Le rayonnement sismique à haute fréquence (HF) est associé à de brusques changements de la vitesse de rupture et du taux de glissement pendant
le processus de rupture sismique (Madariaga, 1983). De nombreuses études ont tenté d’éclairer les hétérogénéités de rupture de grands séismes grâce à l’utilisation de techniques d’imagerie cohérentes telles que la rétro-propagation (back-projection, BP) (Satriano et al., 2014, Lay et al.,2012).

 

Récemment, Fukhata et al. (2014) ont montré que, d'un point de vue théorique, l'image de BP d’une rupture sismique est liée aux variations de la quantité de glissement sur la faille. Cependant, l'interprétation quantitative des images de BP à la lumière des paramètres physiques et des propriétés du processus de rupture reste encore difficile. Dans ces travaux, nous cherchons à clarifier l’influence des hétérogénéités spatiales sur la vitesse de rupture et sur le taux de glissement, à l’aide de technique de BP. Nos résultats montrent que les émissions de HF extraites de l'analyse de BP sont en réalité associées aux variations spatio-temporelles de l'accélération du glissement.

 

 

Résumé du travail de Manon

Comment créer des failles de détachement sur des dorsales médio-océaniques avec un faible taux de fusion et une lithosphère axiale très épaisse ?

 

L'accrétion océanique à l'axe des dorsales lentes est caractérisée par l'exhumation de matériel mantellique par des failles normales à fort rejeu, appelées failles de détachements. Des détachements successifs à vergence opposée (flip-flop) ont été observés le long de corridors amagmatiques dans la partie orientale de la dorsale sud-ouest indienne (Sauter et al., 2013). La profondeur des foyers de microséismes enregistrés dans cette zone suppose l'existence d'une lithosphère cassante épaisse d'une vingtaine de kilomètres (Schlindwein and Schmid, Nature, 2016). Cette hypothèse est cohérente avec les observations pétrologiques effectuées sur des péridotites serpentinisées draguées le long de ces corridors, révélant une déformation hétérogène à hautes contraintes et hautes température dans le domaine de stabilité du spinelle (absence de plagioclase, recristallisation dynamique de minéraux primaires incluant le spinelle dans des microcisaillements, contraintes déviatoriques > 200 MPa estimées par piezométrie sur les olivines recristallisées).

 

Ces observations sont en contradiction avec les modèles thermomécaniques de Lavier and Buck (2002), prédisant le développement de détachements en flip-flop pour une épaisseur de lithosphère cassante inférieure à 15 km. Ces modèles utilisent la baisse de cohésion comme mécanisme d'affaiblissement principal. Dans cette présentation nous explorons deux mécanismes d'affaiblissement supplémentaires observés dans les échantillons : la serpentinisation (T<350°C) et la réduction de la taille des grains (T ~ 800-1000°C).

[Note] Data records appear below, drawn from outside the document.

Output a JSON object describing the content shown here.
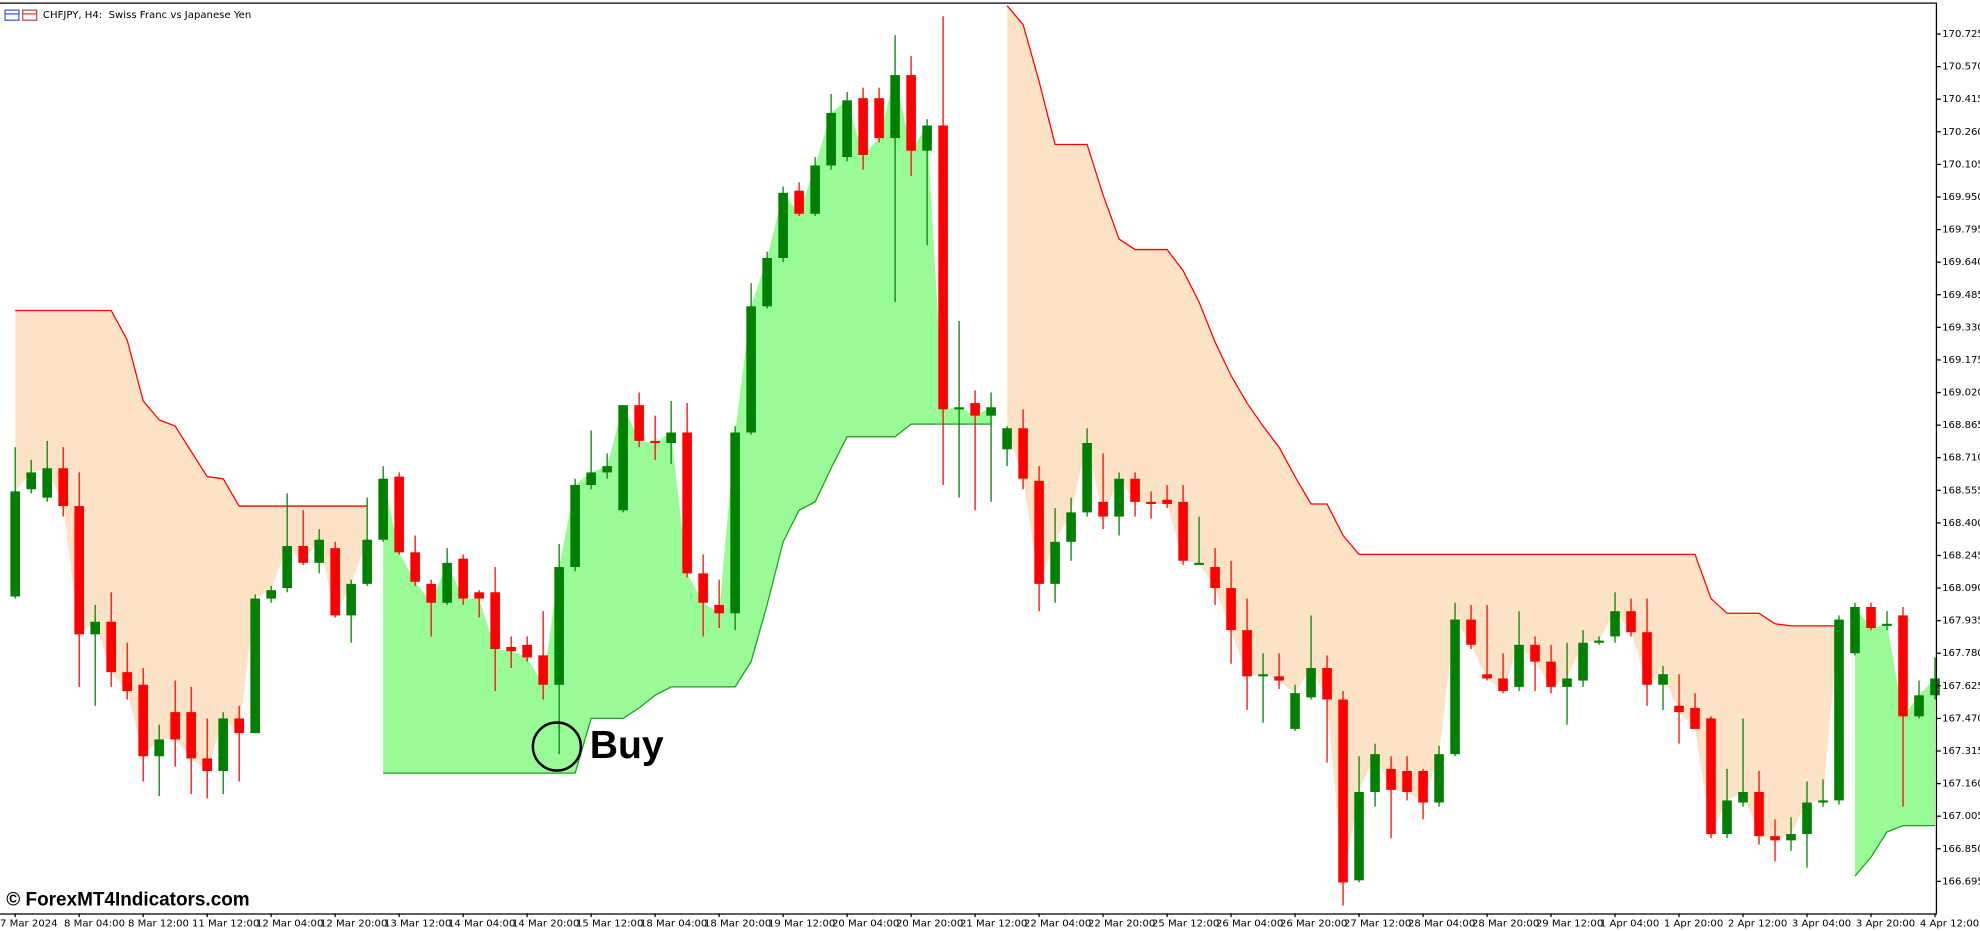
{
  "chart_data": {
    "type": "candlestick",
    "title": "CHFJPY, H4:  Swiss Franc vs Japanese Yen",
    "watermark": "© ForexMT4Indicators.com",
    "annotation": "Buy",
    "up_color": "#008000",
    "down_color": "#ff0000",
    "categories": [
      "7 Mar 2024",
      null,
      null,
      null,
      "8 Mar 04:00",
      null,
      null,
      null,
      "8 Mar 12:00",
      null,
      null,
      null,
      "11 Mar 12:00",
      null,
      null,
      null,
      "12 Mar 04:00",
      null,
      null,
      null,
      "12 Mar 20:00",
      null,
      null,
      null,
      "13 Mar 12:00",
      null,
      null,
      null,
      "14 Mar 04:00",
      null,
      null,
      null,
      "14 Mar 20:00",
      null,
      null,
      null,
      "15 Mar 12:00",
      null,
      null,
      null,
      "18 Mar 04:00",
      null,
      null,
      null,
      "18 Mar 20:00",
      null,
      null,
      null,
      "19 Mar 12:00",
      null,
      null,
      null,
      "20 Mar 04:00",
      null,
      null,
      null,
      "20 Mar 20:00",
      null,
      null,
      null,
      "21 Mar 12:00",
      null,
      null,
      null,
      "22 Mar 04:00",
      null,
      null,
      null,
      "22 Mar 20:00",
      null,
      null,
      null,
      "25 Mar 12:00",
      null,
      null,
      null,
      "26 Mar 04:00",
      null,
      null,
      null,
      "26 Mar 20:00",
      null,
      null,
      null,
      "27 Mar 12:00",
      null,
      null,
      null,
      "28 Mar 04:00",
      null,
      null,
      null,
      "28 Mar 20:00",
      null,
      null,
      null,
      "29 Mar 12:00",
      null,
      null,
      null,
      "1 Apr 04:00",
      null,
      null,
      null,
      "1 Apr 20:00",
      null,
      null,
      null,
      "2 Apr 12:00",
      null,
      null,
      null,
      "3 Apr 04:00",
      null,
      null,
      null,
      "3 Apr 20:00",
      null,
      null,
      null,
      "4 Apr 12:00"
    ],
    "open": [
      168.05,
      168.56,
      168.52,
      168.66,
      168.48,
      167.87,
      167.93,
      167.69,
      167.63,
      167.29,
      167.5,
      167.5,
      167.28,
      167.22,
      167.47,
      167.4,
      168.04,
      168.09,
      168.29,
      168.21,
      168.28,
      167.96,
      168.11,
      168.32,
      168.62,
      168.26,
      168.11,
      168.02,
      168.23,
      168.07,
      168.07,
      167.81,
      167.82,
      167.77,
      167.63,
      168.19,
      168.58,
      168.64,
      168.46,
      168.96,
      168.79,
      168.78,
      168.83,
      168.16,
      168.01,
      167.97,
      168.83,
      169.43,
      169.66,
      169.98,
      169.87,
      170.1,
      170.14,
      170.42,
      170.42,
      170.23,
      170.53,
      170.17,
      170.29,
      168.94,
      168.97,
      168.91,
      168.75,
      168.85,
      168.6,
      168.11,
      168.31,
      168.45,
      168.5,
      168.43,
      168.61,
      168.5,
      168.51,
      168.5,
      168.2,
      168.19,
      168.09,
      167.89,
      167.67,
      167.67,
      167.42,
      167.57,
      167.71,
      167.56,
      166.7,
      167.12,
      167.23,
      167.22,
      167.22,
      167.07,
      167.3,
      167.94,
      167.68,
      167.66,
      167.62,
      167.82,
      167.74,
      167.62,
      167.65,
      167.83,
      167.86,
      167.98,
      167.88,
      167.63,
      167.53,
      167.52,
      167.47,
      166.92,
      167.07,
      167.12,
      166.91,
      166.89,
      166.92,
      167.07,
      167.08,
      167.78,
      168.0,
      167.91,
      167.96,
      167.48,
      167.58
    ],
    "high": [
      168.76,
      168.7,
      168.79,
      168.76,
      168.64,
      168.01,
      168.07,
      167.83,
      167.71,
      167.44,
      167.65,
      167.62,
      167.47,
      167.5,
      167.53,
      168.06,
      168.1,
      168.54,
      168.46,
      168.37,
      168.31,
      168.13,
      168.52,
      168.67,
      168.64,
      168.34,
      168.13,
      168.28,
      168.25,
      168.08,
      168.19,
      167.86,
      167.86,
      167.98,
      168.3,
      168.61,
      168.84,
      168.73,
      168.96,
      169.02,
      168.91,
      168.98,
      168.97,
      168.25,
      168.13,
      168.86,
      169.54,
      169.69,
      170.0,
      170.02,
      170.14,
      170.44,
      170.45,
      170.47,
      170.47,
      170.72,
      170.62,
      170.32,
      170.81,
      169.36,
      169.03,
      169.02,
      168.86,
      168.94,
      168.67,
      168.47,
      168.52,
      168.85,
      168.73,
      168.64,
      168.64,
      168.55,
      168.58,
      168.58,
      168.43,
      168.28,
      168.22,
      168.04,
      167.78,
      167.78,
      167.63,
      167.96,
      167.77,
      167.6,
      167.29,
      167.35,
      167.29,
      167.29,
      167.23,
      167.34,
      168.02,
      168.01,
      168.01,
      167.78,
      167.98,
      167.86,
      167.82,
      167.83,
      167.89,
      167.86,
      168.07,
      168.04,
      168.04,
      167.72,
      167.68,
      167.59,
      167.48,
      167.23,
      167.47,
      167.22,
      166.99,
      167.0,
      167.17,
      167.18,
      167.96,
      168.02,
      168.02,
      167.98,
      168.0,
      167.65,
      167.76
    ],
    "low": [
      168.04,
      168.54,
      168.5,
      168.43,
      167.62,
      167.53,
      167.62,
      167.56,
      167.17,
      167.1,
      167.24,
      167.11,
      167.09,
      167.11,
      167.17,
      167.4,
      168.02,
      168.07,
      168.2,
      168.16,
      167.95,
      167.83,
      168.1,
      168.31,
      168.25,
      168.1,
      167.86,
      168.01,
      168.01,
      167.95,
      167.6,
      167.71,
      167.74,
      167.56,
      167.3,
      168.17,
      168.56,
      168.61,
      168.45,
      168.76,
      168.7,
      168.68,
      168.14,
      167.86,
      167.9,
      167.89,
      168.82,
      169.42,
      169.64,
      169.86,
      169.86,
      170.08,
      170.12,
      170.08,
      170.21,
      169.45,
      170.05,
      169.72,
      168.58,
      168.52,
      168.46,
      168.5,
      168.67,
      168.56,
      167.98,
      168.02,
      168.22,
      168.43,
      168.37,
      168.34,
      168.43,
      168.42,
      168.47,
      168.2,
      168.2,
      168.01,
      167.73,
      167.51,
      167.45,
      167.61,
      167.41,
      167.56,
      167.26,
      166.58,
      166.69,
      167.05,
      166.9,
      167.08,
      166.99,
      167.05,
      167.29,
      167.8,
      167.65,
      167.59,
      167.6,
      167.6,
      167.59,
      167.44,
      167.62,
      167.82,
      167.83,
      167.86,
      167.53,
      167.51,
      167.35,
      167.42,
      166.9,
      166.9,
      167.05,
      166.87,
      166.79,
      166.84,
      166.76,
      167.05,
      167.06,
      167.77,
      167.89,
      167.89,
      167.05,
      167.47,
      167.56
    ],
    "close": [
      168.55,
      168.64,
      168.66,
      168.48,
      167.87,
      167.93,
      167.69,
      167.6,
      167.29,
      167.37,
      167.37,
      167.28,
      167.22,
      167.47,
      167.4,
      168.04,
      168.08,
      168.29,
      168.21,
      168.32,
      167.96,
      168.11,
      168.32,
      168.61,
      168.26,
      168.12,
      168.02,
      168.21,
      168.04,
      168.04,
      167.8,
      167.79,
      167.76,
      167.63,
      168.19,
      168.58,
      168.64,
      168.67,
      168.96,
      168.79,
      168.78,
      168.83,
      168.16,
      168.02,
      167.97,
      168.83,
      169.43,
      169.66,
      169.97,
      169.87,
      170.1,
      170.35,
      170.41,
      170.15,
      170.23,
      170.53,
      170.17,
      170.29,
      168.94,
      168.95,
      168.91,
      168.95,
      168.85,
      168.61,
      168.11,
      168.31,
      168.45,
      168.78,
      168.43,
      168.61,
      168.5,
      168.49,
      168.49,
      168.22,
      168.21,
      168.09,
      167.89,
      167.67,
      167.68,
      167.65,
      167.59,
      167.71,
      167.56,
      166.69,
      167.12,
      167.3,
      167.13,
      167.12,
      167.07,
      167.3,
      167.94,
      167.82,
      167.66,
      167.6,
      167.82,
      167.74,
      167.62,
      167.66,
      167.83,
      167.84,
      167.98,
      167.88,
      167.63,
      167.68,
      167.5,
      167.42,
      166.92,
      167.08,
      167.12,
      166.91,
      166.89,
      166.92,
      167.07,
      167.08,
      167.94,
      168.0,
      167.9,
      167.92,
      167.48,
      167.58,
      167.66
    ],
    "resistance": {
      "color": "#ff0000",
      "fill": "#fde3c5",
      "values": [
        169.41,
        169.41,
        169.41,
        169.41,
        169.41,
        169.41,
        169.41,
        169.27,
        168.98,
        168.89,
        168.86,
        168.74,
        168.62,
        168.61,
        168.48,
        168.48,
        168.48,
        168.48,
        168.48,
        168.48,
        168.48,
        168.48,
        168.48,
        null,
        null,
        null,
        null,
        null,
        null,
        null,
        null,
        null,
        null,
        null,
        null,
        null,
        null,
        null,
        null,
        null,
        null,
        null,
        null,
        null,
        null,
        null,
        null,
        null,
        null,
        null,
        null,
        null,
        null,
        null,
        null,
        null,
        null,
        null,
        null,
        null,
        null,
        null,
        170.86,
        170.77,
        170.5,
        170.2,
        170.2,
        170.2,
        169.96,
        169.75,
        169.7,
        169.7,
        169.7,
        169.6,
        169.45,
        169.26,
        169.1,
        168.97,
        168.86,
        168.76,
        168.62,
        168.49,
        168.49,
        168.34,
        168.25,
        168.25,
        168.25,
        168.25,
        168.25,
        168.25,
        168.25,
        168.25,
        168.25,
        168.25,
        168.25,
        168.25,
        168.25,
        168.25,
        168.25,
        168.25,
        168.25,
        168.25,
        168.25,
        168.25,
        168.25,
        168.25,
        168.04,
        167.97,
        167.97,
        167.97,
        167.92,
        167.91,
        167.91,
        167.91,
        167.91,
        null,
        null,
        null,
        null,
        null,
        null
      ]
    },
    "support": {
      "color": "#1e9e1e",
      "fill": "#98fb98",
      "values": [
        null,
        null,
        null,
        null,
        null,
        null,
        null,
        null,
        null,
        null,
        null,
        null,
        null,
        null,
        null,
        null,
        null,
        null,
        null,
        null,
        null,
        null,
        null,
        167.21,
        167.21,
        167.21,
        167.21,
        167.21,
        167.21,
        167.21,
        167.21,
        167.21,
        167.21,
        167.21,
        167.21,
        167.21,
        167.47,
        167.47,
        167.47,
        167.52,
        167.58,
        167.62,
        167.62,
        167.62,
        167.62,
        167.62,
        167.74,
        168.01,
        168.31,
        168.46,
        168.5,
        168.66,
        168.81,
        168.81,
        168.81,
        168.81,
        168.87,
        168.87,
        168.87,
        168.87,
        168.87,
        168.87,
        null,
        null,
        null,
        null,
        null,
        null,
        null,
        null,
        null,
        null,
        null,
        null,
        null,
        null,
        null,
        null,
        null,
        null,
        null,
        null,
        null,
        null,
        null,
        null,
        null,
        null,
        null,
        null,
        null,
        null,
        null,
        null,
        null,
        null,
        null,
        null,
        null,
        null,
        null,
        null,
        null,
        null,
        null,
        null,
        null,
        null,
        null,
        null,
        null,
        null,
        null,
        null,
        null,
        166.72,
        166.81,
        166.93,
        166.96,
        166.96,
        166.96
      ]
    },
    "ylim": [
      166.543,
      170.869
    ],
    "yticks": [
      170.725,
      {
        "value": 170.57,
        "label": "170.570"
      },
      170.415,
      {
        "value": 170.26,
        "label": "170.260"
      },
      170.105,
      {
        "value": 169.95,
        "label": "169.950"
      },
      169.795,
      {
        "value": 169.64,
        "label": "169.640"
      },
      169.485,
      {
        "value": 169.33,
        "label": "169.330"
      },
      169.175,
      {
        "value": 169.02,
        "label": "169.020"
      },
      168.865,
      {
        "value": 168.71,
        "label": "168.710"
      },
      168.555,
      {
        "value": 168.4,
        "label": "168.400"
      },
      168.245,
      {
        "value": 168.09,
        "label": "168.090"
      },
      167.935,
      {
        "value": 167.78,
        "label": "167.780"
      },
      167.625,
      {
        "value": 167.47,
        "label": "167.470"
      },
      167.315,
      {
        "value": 167.16,
        "label": "167.160"
      },
      167.005,
      {
        "value": 166.85,
        "label": "166.850"
      },
      166.695
    ],
    "grid": false
  }
}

Ces deux mécanismes sont étudiés séparément dans un premier temps: la serpentinisation seule ne permet pas la formation de détachements successifs à vergence opposée, tandis que la réduction de la taille des grains le permet, avec cependant des reliefs irréalistes. La combinaison de ces deux mécanismes d'affaiblissement dans un modèle entraîne la formation de quatre modes différents d'accrétion : Horst, spider, détachement long, détachements en flip-flop. La transition entre ces différents modes dépend de la proportion de serpentine formée le long de ces détachements. Le mode flip-flop, une fois initié, développe des détachements successifs à vergence opposée de façon stable, avec un relief et une durée d'activité de failles cohérents avec ceux des corridors amagmatiques de la partie orientale de la dorsale sud-ouest indienne.